I enjoyed reading your paper. You concluded by writing:

Perhaps we would have achieved more without the stammer, but that isn’t the right perspective. The right perspective is to see what we have achieved, in spite of the stammer, and how much of an achievement that really is. I think that we should focus on this, and feel good about ourselves.

I completely agree with you that we should feel good about ourselves. One of the best things I learned from self-help and from speech therapy was to stop beating myself up for stuttering. As a covert stutterer until I was 23 years old, I certainly had a few achievements under my belt. I was graduating from college with a BA. The problem was while I had achieved much, I felt very negative about my future. I remember having a mental list of jobs that I could not do. At the time, many people I knew thought I would make an excellent attorney. The problem was that I never even imagined the possibility that I could be a lawyer because I was too ashamed of the possibility that I may stutter and I knew that changing my words and avoiding speaking situations would not be an ethical way to go. I can even remember being a kid and thinking that I could not be a professional baseball player because that would require giving interviews on television.

You also wrote:

Nobody likes to stammer, so if we can avoid stammering—if we can avoid publicly stammering, regardless of the turmoil within—why shouldn’t we do so?

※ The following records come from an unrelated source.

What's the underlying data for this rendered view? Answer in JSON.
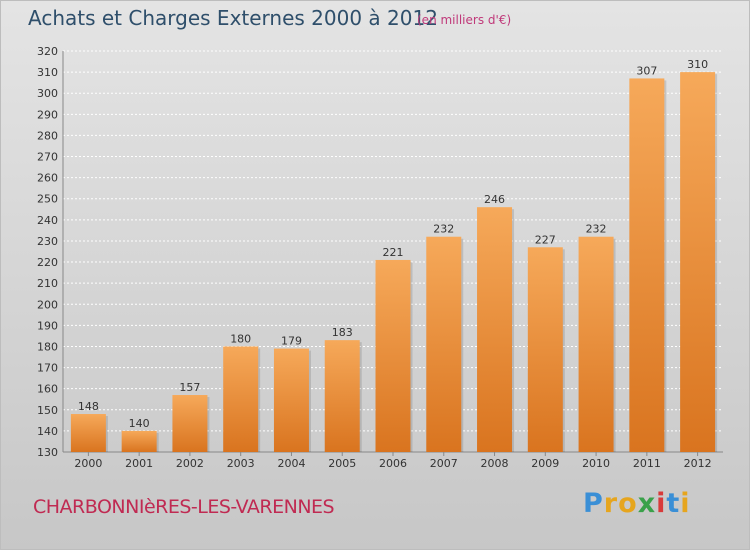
{
  "title": "Achats et Charges Externes 2000 à 2012",
  "subtitle": "(en milliers d'€)",
  "commune": "CHARBONNIèRES-LES-VARENNES",
  "logo": "Proxiti",
  "colors": {
    "bar_top": "#f6a95a",
    "bar_bottom": "#d9741f",
    "grid": "#ffffff",
    "axis_text": "#333333"
  },
  "chart_data": {
    "type": "bar",
    "title": "Achats et Charges Externes 2000 à 2012",
    "subtitle": "(en milliers d'€)",
    "categories": [
      "2000",
      "2001",
      "2002",
      "2003",
      "2004",
      "2005",
      "2006",
      "2007",
      "2008",
      "2009",
      "2010",
      "2011",
      "2012"
    ],
    "values": [
      148,
      140,
      157,
      180,
      179,
      183,
      221,
      232,
      246,
      227,
      232,
      307,
      310
    ],
    "ylim": [
      130,
      320
    ],
    "ytick_step": 10,
    "grid": true,
    "xlabel": "",
    "ylabel": ""
  }
}
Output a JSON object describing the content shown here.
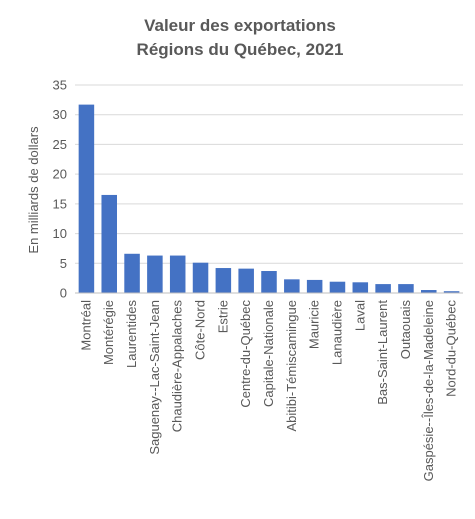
{
  "chart_data": {
    "type": "bar",
    "title": "Valeur des exportations",
    "subtitle": "Régions du Québec, 2021",
    "xlabel": "",
    "ylabel": "En milliards de dollars",
    "ylim": [
      0,
      35
    ],
    "yticks": [
      0,
      5,
      10,
      15,
      20,
      25,
      30,
      35
    ],
    "grid": true,
    "legend": "none",
    "bar_color": "#4472c4",
    "categories": [
      "Montréal",
      "Montérégie",
      "Laurentides",
      "Saguenay--Lac-Saint-Jean",
      "Chaudière-Appalaches",
      "Côte-Nord",
      "Estrie",
      "Centre-du-Québec",
      "Capitale-Nationale",
      "Abitibi-Témiscamingue",
      "Mauricie",
      "Lanaudière",
      "Laval",
      "Bas-Saint-Laurent",
      "Outaouais",
      "Gaspésie--Îles-de-la-Madeleine",
      "Nord-du-Québec"
    ],
    "values": [
      31.7,
      16.5,
      6.6,
      6.3,
      6.3,
      5.1,
      4.2,
      4.1,
      3.7,
      2.3,
      2.2,
      1.9,
      1.8,
      1.5,
      1.5,
      0.5,
      0.3
    ]
  }
}
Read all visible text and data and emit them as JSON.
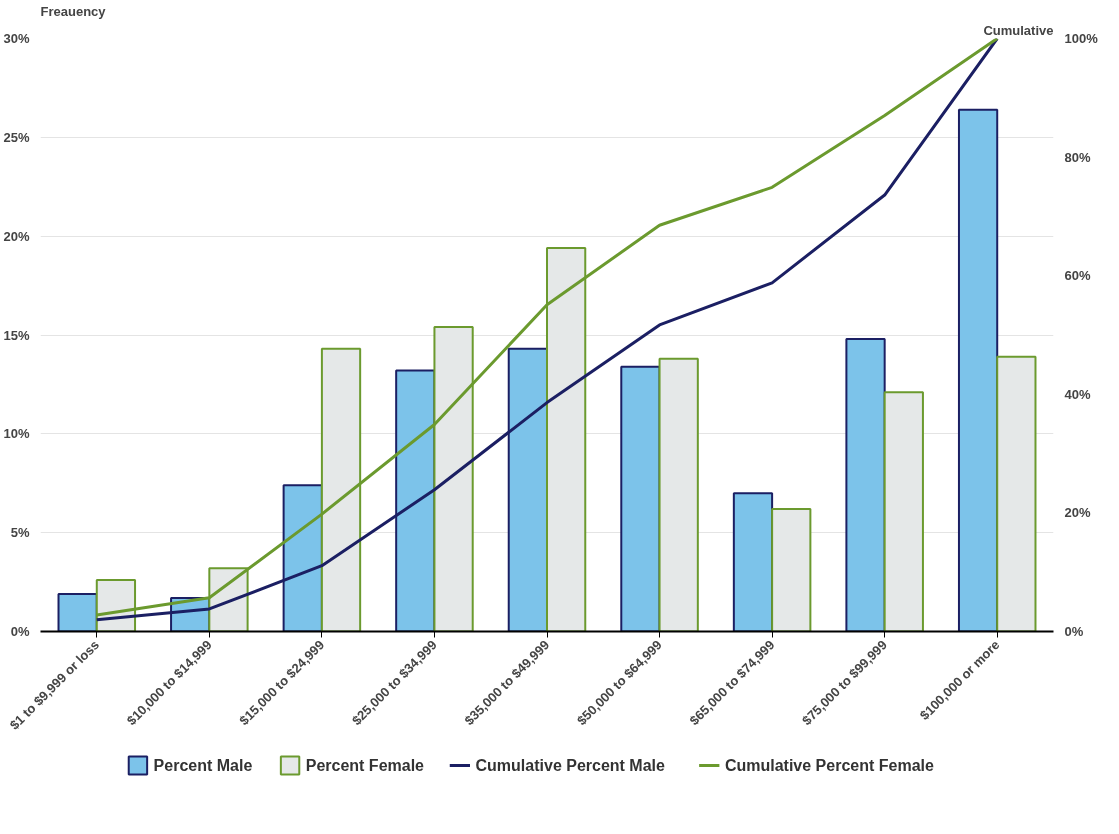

My answer to this is that being a covert stutterer did not work for me. One day, near my graduation from college, I decided that I either had to accept my life with all of its restrictions, or change. It was hard, but I decided to stop hiding and avoiding stuttering and start facing it. Every year since that decision my life has only gotten better. Sure it was hard to come out of the stuttering closet and explain to friends and family why I was stuttering all of sudden, but the tremendous burden I was carrying was lifted. I remember feeling for the first time in my life that I really could do anything I wanted. This feeling of freedom came to me only after I allowed myself to stutter and only after I allowed myself to be a stutterer.

Please know that I respect and appreciate your paper and opinions and just wanted to share with you my own experiences growing up a covert stutterer.